The music industry increased its revenue by 12 percent in 2016, with a total turnover of NOK 4,4 billion. Of this, copyright revenues accounted for NOK 976 million.
/ 13/12/2017 / Willy MartinsenOn Tuesday, the "Art in Numbers" report for 2016 was published. The report was prepared by the consulting company Rambøll on behalf of the Arts Council of Norway, and describes the economy within the four art fields of music, literature, visual arts and performing arts.
The largest concert area
Revenue in the music industry grew by 12 percent in 2016, the report says, which is the largest percentage increase from one year to another since the report was first compiled in 2012. The largest growth last year came from the concert sector, where total revenue rose by 21 percent to approximately NOK 2,5 billion. This makes the concert market by far the largest sector in the music industry, representing just over half of total revenue. The growth here was also greater than in copyright royalties and from music sales.
In 2016, copyright royalty income was at its highest level since 2012, totaling NOK 976 million in 2016, of which NOK 76 million came from performances of Norwegian music abroad. The growth in royalty income in 2016 was 4 percent from 2015.

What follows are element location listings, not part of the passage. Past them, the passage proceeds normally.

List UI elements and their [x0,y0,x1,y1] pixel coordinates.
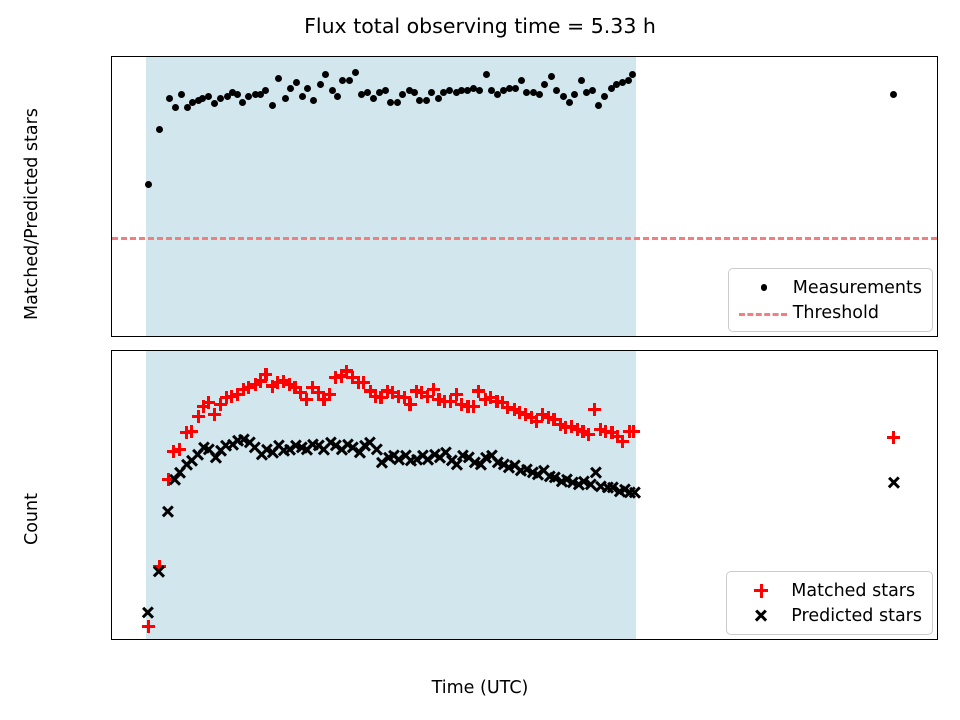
page-title: Flux total observing time = 5.33 h [0,14,960,38]
x-axis-tick [346,639,347,640]
threshold-line [112,237,937,240]
x-axis-tick [617,336,618,337]
x-axis-tick [436,336,437,337]
x-axis-tick [165,336,166,337]
data-point [287,85,294,92]
data-point [334,93,341,100]
data-point [601,93,608,100]
x-axis-tick [799,639,800,640]
data-point [394,99,401,106]
y-axis-tick [111,139,112,140]
y-axis-tick [111,418,112,419]
y-axis-tick [111,501,112,502]
data-point [476,87,483,94]
y-axis-tick [111,286,112,287]
data-point [299,93,306,100]
data-point [346,77,353,84]
y-axis-tick [111,90,112,91]
panel-counts: 5010015001:0002:0003:0004:0005:0006:0007… [111,350,938,640]
data-point [483,71,490,78]
dashed-line-icon [737,302,789,324]
data-point [145,181,152,188]
data-point [411,89,418,96]
legend-top[interactable]: Measurements Threshold [728,268,933,332]
data-point [239,99,246,106]
legend-item-matched-stars[interactable]: Matched stars [735,578,922,603]
data-point [560,93,567,100]
y-axis-tick [111,335,112,336]
data-point [304,85,311,92]
y-axis-tick [111,188,112,189]
plus-marker-icon [735,580,787,602]
y-axis-label-bottom: Count [22,493,42,545]
legend-item-measurements[interactable]: Measurements [737,275,922,300]
data-point [578,77,585,84]
legend-item-threshold[interactable]: Threshold [737,300,922,325]
x-axis-tick [255,639,256,640]
data-point [423,97,430,104]
x-axis-tick [527,639,528,640]
data-point [234,91,241,98]
data-point [536,91,543,98]
data-point [566,99,573,106]
x-axis-tick [527,336,528,337]
legend-label-threshold: Threshold [789,303,879,323]
x-axis-tick [889,336,890,337]
x-axis-tick [889,639,890,640]
dot-marker-icon [737,277,789,299]
figure-canvas: Flux total observing time = 5.33 h Match… [0,0,960,720]
legend-item-predicted-stars[interactable]: Predicted stars [735,603,922,628]
data-point [548,73,555,80]
legend-label-measurements: Measurements [789,278,922,298]
legend-label-matched-stars: Matched stars [787,581,915,601]
data-point [553,87,560,94]
x-axis-tick [255,336,256,337]
y-axis-tick [111,237,112,238]
data-point [317,81,324,88]
data-point [382,87,389,94]
x-axis-tick [799,336,800,337]
data-point [156,126,163,133]
data-point [512,85,519,92]
data-point [364,89,371,96]
data-point [435,95,442,102]
panel-ratio: 0.000.250.500.751.001.25 Measurements Th… [111,56,938,337]
x-axis-tick [708,336,709,337]
data-point [518,77,525,84]
data-point [205,93,212,100]
x-axis-label: Time (UTC) [0,678,960,698]
data-point [370,95,377,102]
data-point [625,77,632,84]
data-point [890,91,897,98]
legend-bottom[interactable]: Matched stars Predicted stars [726,571,933,635]
y-axis-tick [111,585,112,586]
x-axis-tick [708,639,709,640]
data-point [178,91,185,98]
x-axis-tick [436,639,437,640]
data-point [428,89,435,96]
data-point [282,95,289,102]
x-axis-tick [617,639,618,640]
x-axis-tick [165,639,166,640]
y-axis-label-top: Matched/Predicted stars [22,108,42,320]
data-point [399,91,406,98]
legend-label-predicted-stars: Predicted stars [787,606,922,626]
x-marker-icon [735,605,787,627]
x-axis-tick [346,336,347,337]
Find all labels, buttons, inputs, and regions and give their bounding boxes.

The total export revenues for the Norwegian music industry accounted for 7 percent of total turnover.
CD sales are declining, streaming growth is leveling off
Revenue from recorded music was at the same level as 2013. CD sales have had an average annual decline of 15 percent since 2012, but were down 25 percent in 2016. Sales of download files are also declining, ending in 2016 at NOK 43 million compared to NOK 125 million in 2012. Revenue from vinyl, on the other hand, is more pleasant reading. Here, sales increased by 22 percent in 2016. The streaming economy is now completely dominant. Here, revenue in 2016 was NOK 757 million, which corresponds to 83 percent of total revenues from recorded music. Growth in the streaming economy has had an average annual growth rate of 27 percent since 2012. In 2016, growth leveled off somewhat, with growth from 2015 at 10 percent.
Lower incomes than Sweden and Denmark
The turnover in the Norwegian music industry is lower than in our Scandinavian neighbors. In 2016, the Norwegian music industry had a turnover of the equivalent of 850 kroner per capita, while the turnover in Denmark and Sweden was 1030 kroner and 980 kroner per capita, respectively. Sweden has higher export revenues than Norway and Denmark, while Denmark and Norway have higher revenues per capita in their domestic markets.